Savina Caylyn

History
- Owner: Fratelli D'Amato
- Launched: 2 April 2008
- Identification: IMO number: 9489285

General characteristics
- Type: Oil Tanker
- Tonnage: 58,418 GT
- Length: 266 m (873 ft)
- Beam: 46 m (151 ft)

= Savina Caylyn =

Savina Caylyn is an oil tanker of the Italian shipping line Fratelli D'Amato. On 8 February 2011, she was hijacked by Somali pirates some 500 mi off the Indian Coast and some 880 mi off the Somali Coast. The 17 Indian and 5 Italian crew members of the Italy-registered vessel were reported to be unharmed, but taken hostage.

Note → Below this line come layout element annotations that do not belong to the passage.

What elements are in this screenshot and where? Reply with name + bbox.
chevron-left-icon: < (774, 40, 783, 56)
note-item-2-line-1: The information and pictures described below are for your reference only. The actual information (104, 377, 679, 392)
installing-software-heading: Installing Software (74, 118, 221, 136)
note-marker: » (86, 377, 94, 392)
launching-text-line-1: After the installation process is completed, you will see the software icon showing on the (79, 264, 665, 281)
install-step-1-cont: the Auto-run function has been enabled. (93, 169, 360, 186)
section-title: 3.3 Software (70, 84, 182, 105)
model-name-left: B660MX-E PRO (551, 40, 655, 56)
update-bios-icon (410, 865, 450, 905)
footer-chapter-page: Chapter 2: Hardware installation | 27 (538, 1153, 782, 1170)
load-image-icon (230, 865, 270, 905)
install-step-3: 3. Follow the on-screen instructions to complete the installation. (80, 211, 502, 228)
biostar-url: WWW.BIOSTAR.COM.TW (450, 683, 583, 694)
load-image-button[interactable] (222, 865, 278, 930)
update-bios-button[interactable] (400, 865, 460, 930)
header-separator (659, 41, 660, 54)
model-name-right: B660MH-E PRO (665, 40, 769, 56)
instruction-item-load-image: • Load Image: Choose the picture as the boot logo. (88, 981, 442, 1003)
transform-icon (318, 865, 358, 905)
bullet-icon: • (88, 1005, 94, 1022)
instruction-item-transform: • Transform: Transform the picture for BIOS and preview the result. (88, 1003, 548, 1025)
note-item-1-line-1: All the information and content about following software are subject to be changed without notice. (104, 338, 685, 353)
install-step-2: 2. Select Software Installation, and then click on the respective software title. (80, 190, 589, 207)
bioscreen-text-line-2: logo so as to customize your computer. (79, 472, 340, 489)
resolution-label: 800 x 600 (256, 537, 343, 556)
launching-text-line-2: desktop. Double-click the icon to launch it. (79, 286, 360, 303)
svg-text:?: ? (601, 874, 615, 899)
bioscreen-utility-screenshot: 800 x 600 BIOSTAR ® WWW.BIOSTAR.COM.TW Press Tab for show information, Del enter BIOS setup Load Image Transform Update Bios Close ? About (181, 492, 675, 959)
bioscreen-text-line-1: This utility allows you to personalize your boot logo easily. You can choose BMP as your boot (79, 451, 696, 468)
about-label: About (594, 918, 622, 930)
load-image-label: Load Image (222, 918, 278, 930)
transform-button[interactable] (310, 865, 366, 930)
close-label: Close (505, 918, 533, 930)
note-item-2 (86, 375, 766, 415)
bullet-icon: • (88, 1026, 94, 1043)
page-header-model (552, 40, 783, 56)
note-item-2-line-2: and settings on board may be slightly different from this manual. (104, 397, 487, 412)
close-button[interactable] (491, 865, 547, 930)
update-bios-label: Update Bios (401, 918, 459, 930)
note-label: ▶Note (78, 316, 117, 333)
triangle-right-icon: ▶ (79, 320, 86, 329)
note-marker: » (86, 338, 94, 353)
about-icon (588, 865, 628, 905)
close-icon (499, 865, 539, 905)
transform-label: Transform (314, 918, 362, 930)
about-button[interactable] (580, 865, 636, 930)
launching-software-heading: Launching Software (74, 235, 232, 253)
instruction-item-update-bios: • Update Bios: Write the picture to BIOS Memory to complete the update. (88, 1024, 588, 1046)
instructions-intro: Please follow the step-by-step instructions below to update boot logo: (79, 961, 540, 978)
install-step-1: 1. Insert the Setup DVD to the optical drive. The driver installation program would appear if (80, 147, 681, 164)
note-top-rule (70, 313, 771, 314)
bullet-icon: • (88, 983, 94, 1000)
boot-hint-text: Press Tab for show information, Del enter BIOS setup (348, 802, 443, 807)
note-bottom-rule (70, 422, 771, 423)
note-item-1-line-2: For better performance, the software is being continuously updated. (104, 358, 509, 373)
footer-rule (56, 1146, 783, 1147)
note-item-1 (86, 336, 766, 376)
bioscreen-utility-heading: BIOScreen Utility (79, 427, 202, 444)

The 266 m Savina Caylyn was on the way to Malaysia from Sudan, and had evaded capture by pirates several times before. It was reported that the inability of the vessel to keep up higher speeds had eventually allowed the heavily armed pirates to overtake her. Small arms and at least 4 rocket propelled grenades were reportedly fired during the attack.

As of 16 February 2011, a news embargo has apparently been placed over potential military operations that might recover the tanker, and which are reported to involve the frigate Zeffiro and the patrol vessel Fulgosi of the European Union task force in the area, led to Savina Caylyn by satellite observations.

On 21 December 2011, the ship was released after long negotiations and the 17 Indian and 5 Italian crew members returned to their home countries. It has been reported that a ransom was paid for the release of the ship and crew members.